One deputy interlocked hands on Desir’s neck from behind, and used “his body weight to leverage Desir back into the chair”, according to a memo from the Broward county state attorney’s office.
Desir died in the hospital on 27 January. An official autopsy conducted by the Broward county medical examiner’s office the day after found that Desir’s cause and manner of death were undetermined.
However, a private autopsy was also conducted at about the same time, and its conclusion was very different, the Guardian can exclusively reveal.
In February this year, before the private autopsy report was complete, the state attorney’s office announced it was declining to prosecute any of the six officers involved, announcing that Desir’s death was justifiable.
Desir’s family has been campaigning since for a measure of justice for their loved one.
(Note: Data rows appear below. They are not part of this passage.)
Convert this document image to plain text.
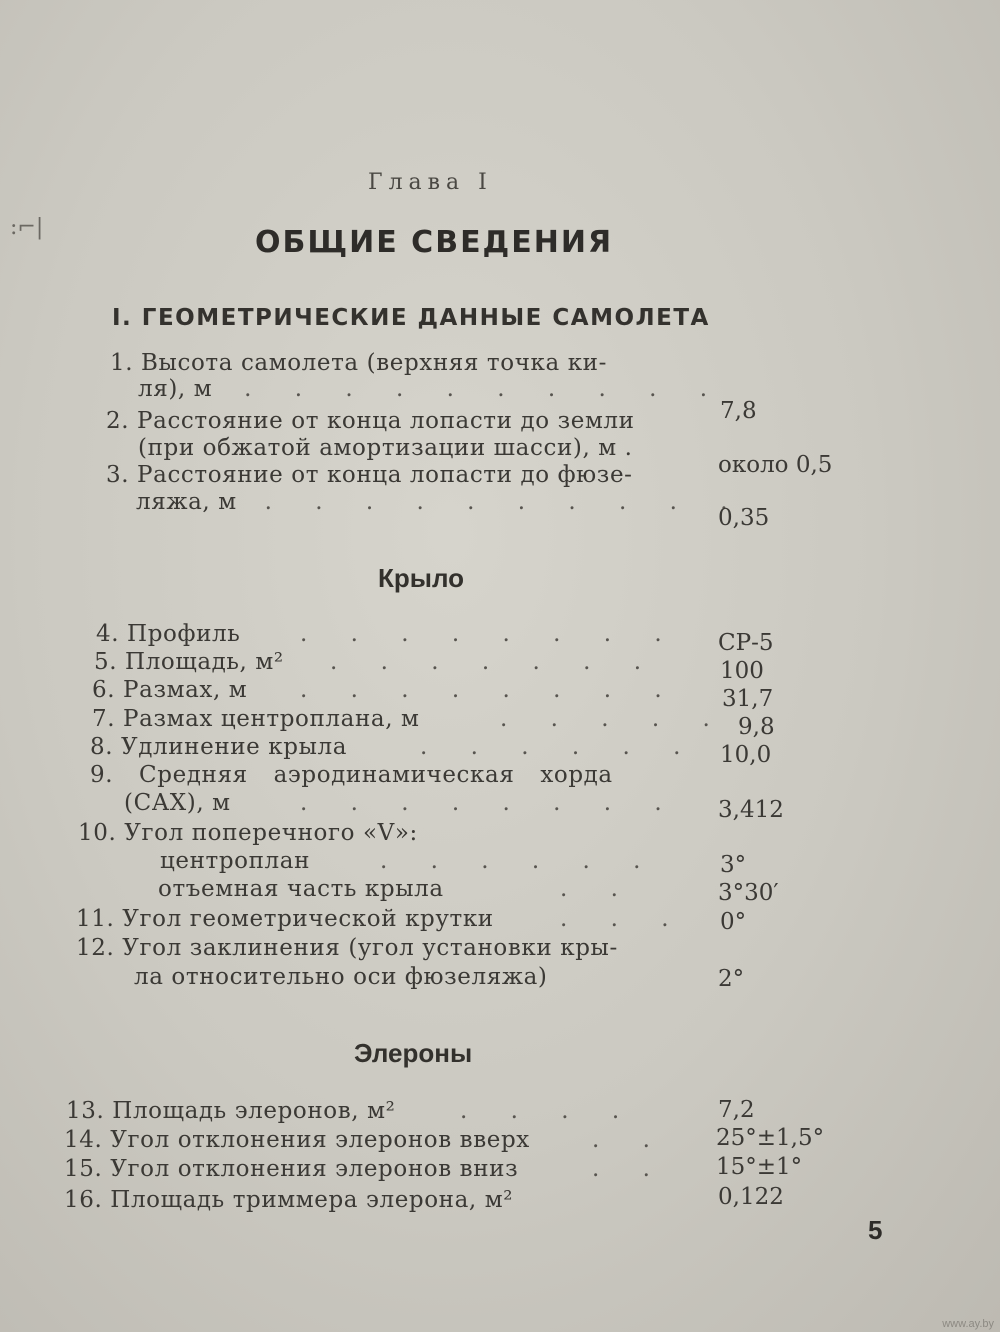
:⌐|
Глава I
ОБЩИЕ СВЕДЕНИЯ
I. ГЕОМЕТРИЧЕСКИЕ ДАННЫЕ САМОЛЕТА
1. Высота самолета (верхняя точка ки-
ля), м . . . . . . . . . .
7,8
2. Расстояние от конца лопасти до земли
(при обжатой амортизации шасси), м .
около 0,5
3. Расстояние от конца лопасти до фюзе-
ляжа, м . . . . . . . . . .
0,35
Крыло
4. Профиль	. . . . . . . . СР-5
5. Площадь, м² . . . . . . .	100
6. Размах, м . . . . . . . . 31,7
7. Размах центроплана, м	. . . . . 9,8
8. Удлинение крыла	. . . . . . 10,0
9. Средняя аэродинамическая хорда
(САХ), м	. . . . . . . . 3,412
10. Угол поперечного «V»:
центроплан	. . . . . .	3°
отъемная часть крыла	. .	3°30′
11. Угол геометрической крутки	. . . 0°
12. Угол заклинения (угол установки кры-
ла относительно оси фюзеляжа)	2°
Элероны
13. Площадь элеронов, м²	. . . .	7,2
14. Угол отклонения элеронов вверх	. . 25°±1,5°
15. Угол отклонения элеронов вниз	. . 15°±1°
16. Площадь триммера элерона, м²	0,122
5
www.ay.by
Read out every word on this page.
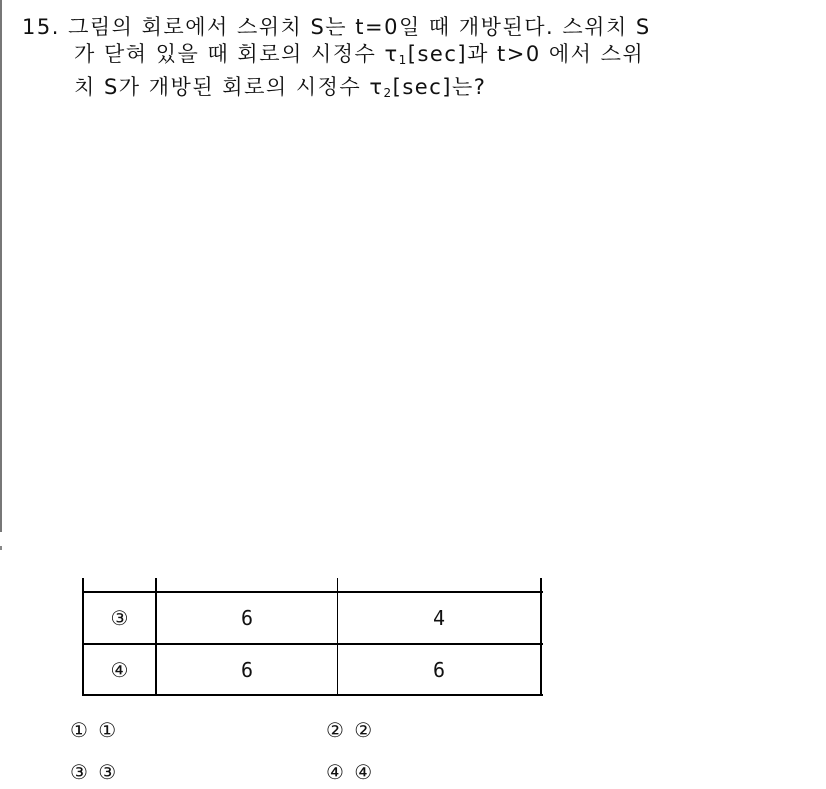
15. 그림의 회로에서 스위치 S는 t=0일 때 개방된다. 스위치 S
가 닫혀 있을 때 회로의 시정수 $\tau_1[\sec]$과 t>0 에서 스위
치 S가 개방된 회로의 시정수 $\tau_2[\sec]$는?
③	6	4
④	6	6
① ①	② ②
③ ③	④ ④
They are fighting in court to have jail surveillance video of Kevin’s forcible restraint, while he appeared to be suffering a mental health episode, released to the public.
Kevin’s mother, 73-year-old Sercilia Desir, told the Guardian last week: “They [need] to release the tapes, so I can see how they killed my son.”
The report from the private autopsy requested by the family has been obtained by the Guardian as part of a broader investigation. The report found that Desir died from “manual strangulation” and concluded that his death was a homicide after “neck and carotid arteries [were] compressed” during “[a] law enforcement restraint attempt”.
The private autopsy report took almost 21 months to finalize after Desir’s body was examined. The BSO refused requests for access to several of Desir’s medical records, according to emails.
A family lawyer expressed skepticism.
“Any time you release half of them but you keep some [documents], that’s an indication that there’s something that they’re hiding, some back-dealing going on,” said attorney Jeremy McLymont, who is working with the Desir family to seek greater accountability from authorities and to secure the public release of the surveillance video.
The private autopsy, conducted on 31 January by Dr Daniel Schultz of Hillsborough county, Florida, whom the Desir family hired, included a review of the video footage, medical records and collected specimens.
Of finding that Kevin Desir’s neck was pressed for more than three minutes, regardless of other use of force, the autopsy report concludes: “A completely healthy individual under no prerequisite stress could succumb to that.”
Ryan Daniel and Jeremiah Howard, two sheriff’s deputies working at the jail who had the greatest physical contact with Desir during the incident, were not charged or disciplined. They received glowing internal reviews from the BSO after the incident.
Although Daniel and Howard were recommended to receive extra training, they received only part of such training and not until more than a year after Desir’s death.
“The idea that two medical examiners could come up with two completely different causes of death is mind-blowing,” said McLymont.
In light of the private autopsy report, a Broward county state attorney office spokeswoman, Paula McMahon, told the Guardian last week that prosecutors would be “very willing to review” that autopsy’s findings.
The Broward county medical examiner’s office, which conducted the first, official, autopsy, did not comment on the differences between the two findings, but said that “every examination is separate and independent” from law enforcement, and noted that Desir’s official autopsy included a review of detailed records, including “review of the complete video”.
BSO did not comment on the private autopsy findings, but told the Guardian they stand by Howard and Daniel’s reviews and that the recommended training was “not an indication that the employees did anything wrong”.
Mikeco Desir, Kevin’s younger brother, said: “To have somebody snatched from you like this, it’s something that will never sit well with me.”